Debt plus inflation equals caution
A recent Harris Poll indicated that 38 percent of the respondents intend to use the stimulus money to pay down debt. This is hardly surprising, considering that statistics peg average household credit card debt at about $8,500. Assuming an interest rate of 12.99 percent, and minimum payments of 2 percent of the outstanding balance, it can take up to six years to pay off $8,500. And that's just the credit card balance; these same consumers have other types of debt to manage, including loans for colleges, cars, and mortgages.
The pinch of high household debt balances is aggravated by rising food and gas prices, as well as a generally uncertain economic climate. All these factors combined are likely to keep many households from buying new TVs, video game consoles, and kitchen appliances with their stimulus money.

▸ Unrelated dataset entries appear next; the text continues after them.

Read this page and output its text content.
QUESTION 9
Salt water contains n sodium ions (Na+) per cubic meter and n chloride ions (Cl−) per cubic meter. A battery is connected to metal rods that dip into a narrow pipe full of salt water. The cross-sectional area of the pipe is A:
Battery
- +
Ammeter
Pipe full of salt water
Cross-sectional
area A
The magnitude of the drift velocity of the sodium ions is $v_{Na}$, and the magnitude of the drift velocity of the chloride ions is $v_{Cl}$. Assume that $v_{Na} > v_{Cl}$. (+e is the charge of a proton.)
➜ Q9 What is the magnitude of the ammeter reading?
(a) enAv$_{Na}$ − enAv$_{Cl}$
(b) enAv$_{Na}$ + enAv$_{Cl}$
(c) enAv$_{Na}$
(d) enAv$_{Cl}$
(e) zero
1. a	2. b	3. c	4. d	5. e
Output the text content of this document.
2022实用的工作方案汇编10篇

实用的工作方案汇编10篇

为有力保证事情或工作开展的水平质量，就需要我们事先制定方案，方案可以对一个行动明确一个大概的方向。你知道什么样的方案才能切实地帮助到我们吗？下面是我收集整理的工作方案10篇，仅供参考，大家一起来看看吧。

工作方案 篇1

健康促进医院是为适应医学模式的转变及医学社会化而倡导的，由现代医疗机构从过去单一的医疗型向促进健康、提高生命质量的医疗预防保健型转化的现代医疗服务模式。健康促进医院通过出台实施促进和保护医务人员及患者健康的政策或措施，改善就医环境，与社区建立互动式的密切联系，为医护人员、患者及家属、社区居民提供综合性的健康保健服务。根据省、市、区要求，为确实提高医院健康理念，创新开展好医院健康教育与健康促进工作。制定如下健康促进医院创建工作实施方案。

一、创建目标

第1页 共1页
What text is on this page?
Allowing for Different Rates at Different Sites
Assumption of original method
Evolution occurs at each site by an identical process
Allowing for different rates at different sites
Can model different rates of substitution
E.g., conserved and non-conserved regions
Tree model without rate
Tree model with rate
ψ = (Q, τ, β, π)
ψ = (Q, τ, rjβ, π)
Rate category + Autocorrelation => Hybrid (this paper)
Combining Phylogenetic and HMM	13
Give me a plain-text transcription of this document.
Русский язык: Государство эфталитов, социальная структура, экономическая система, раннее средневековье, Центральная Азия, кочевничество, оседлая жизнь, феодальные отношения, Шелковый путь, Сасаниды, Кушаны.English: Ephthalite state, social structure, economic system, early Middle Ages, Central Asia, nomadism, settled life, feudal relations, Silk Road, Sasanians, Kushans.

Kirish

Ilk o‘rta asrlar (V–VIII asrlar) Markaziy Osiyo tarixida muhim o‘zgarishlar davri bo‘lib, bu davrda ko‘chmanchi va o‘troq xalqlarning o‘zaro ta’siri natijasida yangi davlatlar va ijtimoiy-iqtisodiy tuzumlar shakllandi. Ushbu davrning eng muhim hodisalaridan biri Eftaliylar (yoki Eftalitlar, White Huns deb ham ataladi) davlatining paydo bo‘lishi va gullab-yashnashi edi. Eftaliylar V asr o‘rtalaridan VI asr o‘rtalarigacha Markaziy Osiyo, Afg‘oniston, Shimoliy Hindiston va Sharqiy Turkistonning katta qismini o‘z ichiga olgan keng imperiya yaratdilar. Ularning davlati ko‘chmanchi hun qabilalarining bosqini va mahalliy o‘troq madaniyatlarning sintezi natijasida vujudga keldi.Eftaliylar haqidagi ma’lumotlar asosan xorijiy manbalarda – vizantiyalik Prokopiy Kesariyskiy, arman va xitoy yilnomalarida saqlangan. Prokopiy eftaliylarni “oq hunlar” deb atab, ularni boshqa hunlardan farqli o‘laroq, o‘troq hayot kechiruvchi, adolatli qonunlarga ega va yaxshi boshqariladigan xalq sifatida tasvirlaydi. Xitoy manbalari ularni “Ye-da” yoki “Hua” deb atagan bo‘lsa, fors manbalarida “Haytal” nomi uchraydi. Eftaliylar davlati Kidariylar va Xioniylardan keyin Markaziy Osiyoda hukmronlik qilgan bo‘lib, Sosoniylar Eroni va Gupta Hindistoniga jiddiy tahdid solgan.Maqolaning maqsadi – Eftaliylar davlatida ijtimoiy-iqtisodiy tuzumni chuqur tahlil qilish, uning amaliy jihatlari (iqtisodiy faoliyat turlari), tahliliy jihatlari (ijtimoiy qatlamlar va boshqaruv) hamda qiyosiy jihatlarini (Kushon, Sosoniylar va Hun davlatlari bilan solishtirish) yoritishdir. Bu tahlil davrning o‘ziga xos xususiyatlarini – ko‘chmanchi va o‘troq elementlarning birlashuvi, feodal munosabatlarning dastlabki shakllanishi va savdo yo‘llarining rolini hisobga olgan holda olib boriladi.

The impact of debt pay-off
If your household is eligible, your stimulus payment will probably be between $300 and $1,800. While that may not be enough to pay off your debt, you'll benefit from using the money to make a partial payment on your accounts. Such a payment functions like a mini debt consolidation loan by reducing the minimum monthly outlay, or shortening the pay-off cycle. Going back to the example used above, a one-time payment of $1,800 used against a balance of $8,500 has the following impact:
- Where the minimum payment is 2 percent of the balance, the payment will be reduced from $170 to $134. If the minimum is 4 percent of the balance, the payment drops from $340 to $268.
- If you ignore the payment reduction and continue paying the same amount every month, the debt will be paid off up to 21 months faster.
Since tight credit markets have made debt consolidation loans harder to come by, you're wise to act on any opportunity available to reduce debt-even if it means forgoing the luxuries your government expects you to buy.